The 600-acre Greenbriar development proposed on farmland near Sacramento International Airport has received city approval and home construction could begin next year, The Sacramento Bee reports.

The Sacramento City Council unanimously approved the development agreement and other final documents for the 3,000-home project, which council members characterized as an important step toward alleviating the city’s growing housing crisis.

“It’s amazing that this is the culmination of almost 10 years,” Mayor Darrell Steinberg said.

The project is planned for the city’s northwestern edge, south of West Elkhorn Blvd. in a Y-shaped area created by the split of Interstate 5 and Highway 99.

The developer, Newport Beach-based Integral Communities, plans to build more than 2,400 houses geared toward both first-time and move-up buyers. It also will offer nearly 500 rental units, including 200 for lower-income seniors.

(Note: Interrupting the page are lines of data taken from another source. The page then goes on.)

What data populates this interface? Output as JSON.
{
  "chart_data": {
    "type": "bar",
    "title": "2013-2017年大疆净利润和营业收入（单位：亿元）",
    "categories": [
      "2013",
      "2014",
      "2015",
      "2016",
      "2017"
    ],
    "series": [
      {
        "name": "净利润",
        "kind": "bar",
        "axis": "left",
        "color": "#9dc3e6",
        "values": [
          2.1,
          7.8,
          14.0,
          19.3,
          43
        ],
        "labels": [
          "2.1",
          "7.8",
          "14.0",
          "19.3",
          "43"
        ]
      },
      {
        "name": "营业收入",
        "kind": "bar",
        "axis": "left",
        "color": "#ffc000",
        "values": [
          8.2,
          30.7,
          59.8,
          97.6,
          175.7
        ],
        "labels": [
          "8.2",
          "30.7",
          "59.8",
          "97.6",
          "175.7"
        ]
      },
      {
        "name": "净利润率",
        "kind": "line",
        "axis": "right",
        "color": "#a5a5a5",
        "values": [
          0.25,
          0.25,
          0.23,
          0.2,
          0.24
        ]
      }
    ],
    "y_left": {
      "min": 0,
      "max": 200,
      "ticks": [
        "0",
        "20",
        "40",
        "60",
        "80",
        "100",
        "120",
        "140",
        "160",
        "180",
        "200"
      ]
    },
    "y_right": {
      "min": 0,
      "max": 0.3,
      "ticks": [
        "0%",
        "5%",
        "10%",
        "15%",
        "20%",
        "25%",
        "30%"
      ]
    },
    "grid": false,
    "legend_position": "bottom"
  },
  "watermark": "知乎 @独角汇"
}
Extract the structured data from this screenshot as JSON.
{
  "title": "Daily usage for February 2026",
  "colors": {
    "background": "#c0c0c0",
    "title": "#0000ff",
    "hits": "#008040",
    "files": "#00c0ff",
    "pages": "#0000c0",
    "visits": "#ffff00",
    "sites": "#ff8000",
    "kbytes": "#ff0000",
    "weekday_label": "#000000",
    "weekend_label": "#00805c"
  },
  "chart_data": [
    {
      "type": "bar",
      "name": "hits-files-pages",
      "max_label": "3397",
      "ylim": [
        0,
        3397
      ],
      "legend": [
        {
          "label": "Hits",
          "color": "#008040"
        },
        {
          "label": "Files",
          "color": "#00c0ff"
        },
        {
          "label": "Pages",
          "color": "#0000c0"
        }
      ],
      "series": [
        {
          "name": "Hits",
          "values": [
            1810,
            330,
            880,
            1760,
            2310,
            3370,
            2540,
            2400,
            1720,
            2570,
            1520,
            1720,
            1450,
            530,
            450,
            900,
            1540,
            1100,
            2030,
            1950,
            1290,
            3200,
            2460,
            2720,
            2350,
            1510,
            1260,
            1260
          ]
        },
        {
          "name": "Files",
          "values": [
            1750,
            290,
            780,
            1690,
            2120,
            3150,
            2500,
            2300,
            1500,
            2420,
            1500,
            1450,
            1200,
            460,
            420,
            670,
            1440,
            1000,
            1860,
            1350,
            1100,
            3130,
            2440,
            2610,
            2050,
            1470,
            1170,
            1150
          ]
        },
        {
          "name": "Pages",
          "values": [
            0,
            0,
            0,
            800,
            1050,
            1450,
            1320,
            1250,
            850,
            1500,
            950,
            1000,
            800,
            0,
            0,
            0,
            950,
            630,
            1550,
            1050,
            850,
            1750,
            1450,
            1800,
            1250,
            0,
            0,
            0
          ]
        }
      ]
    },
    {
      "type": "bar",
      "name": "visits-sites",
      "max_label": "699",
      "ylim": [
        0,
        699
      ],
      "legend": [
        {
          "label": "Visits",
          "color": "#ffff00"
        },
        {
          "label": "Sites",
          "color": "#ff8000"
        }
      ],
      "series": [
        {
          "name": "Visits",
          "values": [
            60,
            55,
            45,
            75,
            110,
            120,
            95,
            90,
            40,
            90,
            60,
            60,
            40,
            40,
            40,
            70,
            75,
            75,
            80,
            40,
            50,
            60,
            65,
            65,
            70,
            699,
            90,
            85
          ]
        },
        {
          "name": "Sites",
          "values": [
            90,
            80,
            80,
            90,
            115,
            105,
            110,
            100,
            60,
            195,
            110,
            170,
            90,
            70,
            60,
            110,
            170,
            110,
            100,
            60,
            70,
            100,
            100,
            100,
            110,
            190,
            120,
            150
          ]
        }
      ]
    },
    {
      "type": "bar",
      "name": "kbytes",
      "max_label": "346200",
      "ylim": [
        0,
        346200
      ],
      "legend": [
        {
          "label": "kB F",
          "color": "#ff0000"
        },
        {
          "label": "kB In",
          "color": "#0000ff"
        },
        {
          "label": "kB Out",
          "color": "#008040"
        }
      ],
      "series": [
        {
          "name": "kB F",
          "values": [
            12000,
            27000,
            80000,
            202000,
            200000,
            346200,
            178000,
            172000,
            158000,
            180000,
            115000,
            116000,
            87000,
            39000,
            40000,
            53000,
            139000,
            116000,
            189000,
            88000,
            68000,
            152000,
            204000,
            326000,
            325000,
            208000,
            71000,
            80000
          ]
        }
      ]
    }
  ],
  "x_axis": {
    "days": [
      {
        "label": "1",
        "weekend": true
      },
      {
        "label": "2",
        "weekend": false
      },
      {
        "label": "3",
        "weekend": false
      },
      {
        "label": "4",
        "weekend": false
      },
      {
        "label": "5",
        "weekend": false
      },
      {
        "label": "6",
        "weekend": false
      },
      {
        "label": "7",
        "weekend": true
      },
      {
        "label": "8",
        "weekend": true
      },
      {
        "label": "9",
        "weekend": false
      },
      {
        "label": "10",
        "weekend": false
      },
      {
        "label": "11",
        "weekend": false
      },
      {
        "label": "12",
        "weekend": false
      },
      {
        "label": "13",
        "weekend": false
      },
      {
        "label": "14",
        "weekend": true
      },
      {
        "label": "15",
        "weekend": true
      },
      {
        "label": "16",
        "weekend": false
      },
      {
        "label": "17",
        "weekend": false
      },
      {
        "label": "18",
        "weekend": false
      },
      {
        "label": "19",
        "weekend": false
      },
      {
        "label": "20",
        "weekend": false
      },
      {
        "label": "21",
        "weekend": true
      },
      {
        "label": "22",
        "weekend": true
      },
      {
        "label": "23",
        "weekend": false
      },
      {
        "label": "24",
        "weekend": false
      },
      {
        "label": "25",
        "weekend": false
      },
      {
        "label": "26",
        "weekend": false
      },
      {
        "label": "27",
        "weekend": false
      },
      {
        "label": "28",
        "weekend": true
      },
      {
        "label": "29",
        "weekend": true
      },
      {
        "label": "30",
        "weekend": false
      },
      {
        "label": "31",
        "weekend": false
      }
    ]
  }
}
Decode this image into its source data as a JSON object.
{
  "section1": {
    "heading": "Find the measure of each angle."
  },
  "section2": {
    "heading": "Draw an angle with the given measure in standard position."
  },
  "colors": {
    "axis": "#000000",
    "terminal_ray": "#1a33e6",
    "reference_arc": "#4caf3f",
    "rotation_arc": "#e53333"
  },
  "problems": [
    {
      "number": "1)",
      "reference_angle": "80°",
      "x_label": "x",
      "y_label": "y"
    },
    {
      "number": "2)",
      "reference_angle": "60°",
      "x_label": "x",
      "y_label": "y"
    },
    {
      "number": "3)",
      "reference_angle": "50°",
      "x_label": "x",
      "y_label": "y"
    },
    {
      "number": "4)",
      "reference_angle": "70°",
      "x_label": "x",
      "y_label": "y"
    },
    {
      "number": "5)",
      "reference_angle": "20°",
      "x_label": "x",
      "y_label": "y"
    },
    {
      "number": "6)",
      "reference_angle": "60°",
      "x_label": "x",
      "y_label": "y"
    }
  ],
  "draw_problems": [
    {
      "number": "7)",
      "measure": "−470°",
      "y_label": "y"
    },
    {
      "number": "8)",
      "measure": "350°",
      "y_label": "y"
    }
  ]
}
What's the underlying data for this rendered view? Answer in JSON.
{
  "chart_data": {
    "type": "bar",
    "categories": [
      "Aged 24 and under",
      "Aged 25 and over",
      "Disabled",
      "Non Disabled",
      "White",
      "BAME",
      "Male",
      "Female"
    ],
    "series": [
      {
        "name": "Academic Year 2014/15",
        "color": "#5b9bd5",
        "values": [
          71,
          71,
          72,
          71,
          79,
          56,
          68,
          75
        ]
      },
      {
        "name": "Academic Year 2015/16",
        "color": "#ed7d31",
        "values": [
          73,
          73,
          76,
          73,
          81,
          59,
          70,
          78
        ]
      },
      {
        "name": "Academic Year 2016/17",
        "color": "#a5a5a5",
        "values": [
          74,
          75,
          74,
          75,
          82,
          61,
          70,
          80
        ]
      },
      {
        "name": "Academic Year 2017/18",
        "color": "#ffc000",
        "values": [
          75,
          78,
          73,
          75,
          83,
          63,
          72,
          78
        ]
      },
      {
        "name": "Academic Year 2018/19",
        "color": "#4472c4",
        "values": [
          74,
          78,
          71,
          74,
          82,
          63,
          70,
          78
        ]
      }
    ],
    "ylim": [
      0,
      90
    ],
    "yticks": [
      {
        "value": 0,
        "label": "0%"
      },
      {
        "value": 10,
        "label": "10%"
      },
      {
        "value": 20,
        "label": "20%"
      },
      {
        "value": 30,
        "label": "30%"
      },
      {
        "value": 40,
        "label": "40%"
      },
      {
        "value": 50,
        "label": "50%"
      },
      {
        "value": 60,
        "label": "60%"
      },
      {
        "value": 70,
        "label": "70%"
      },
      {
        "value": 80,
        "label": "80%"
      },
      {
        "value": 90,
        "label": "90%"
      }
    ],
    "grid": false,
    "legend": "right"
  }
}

The city gave initial approval to Greenbriar in 2008. But the project was stalled by a building moratorium imposed by the federal government on the entire Natomas Basin due to flooding concerns, as well as the recession and collapse of Sacramento’s new-home market.

City guidelines call for Greenbriar to be designed as a pedestrian-oriented community in the style of the city’s older neighborhoods such as Land Park and Curtis Park. A proposed light-rail line connecting Sacramento with the airport would, if built, run through the planned development.

Drew Kusnick, a representative of Integral Communities, said 94 percent of Greenbriar’s homes would be within a half-mile of the light-rail station.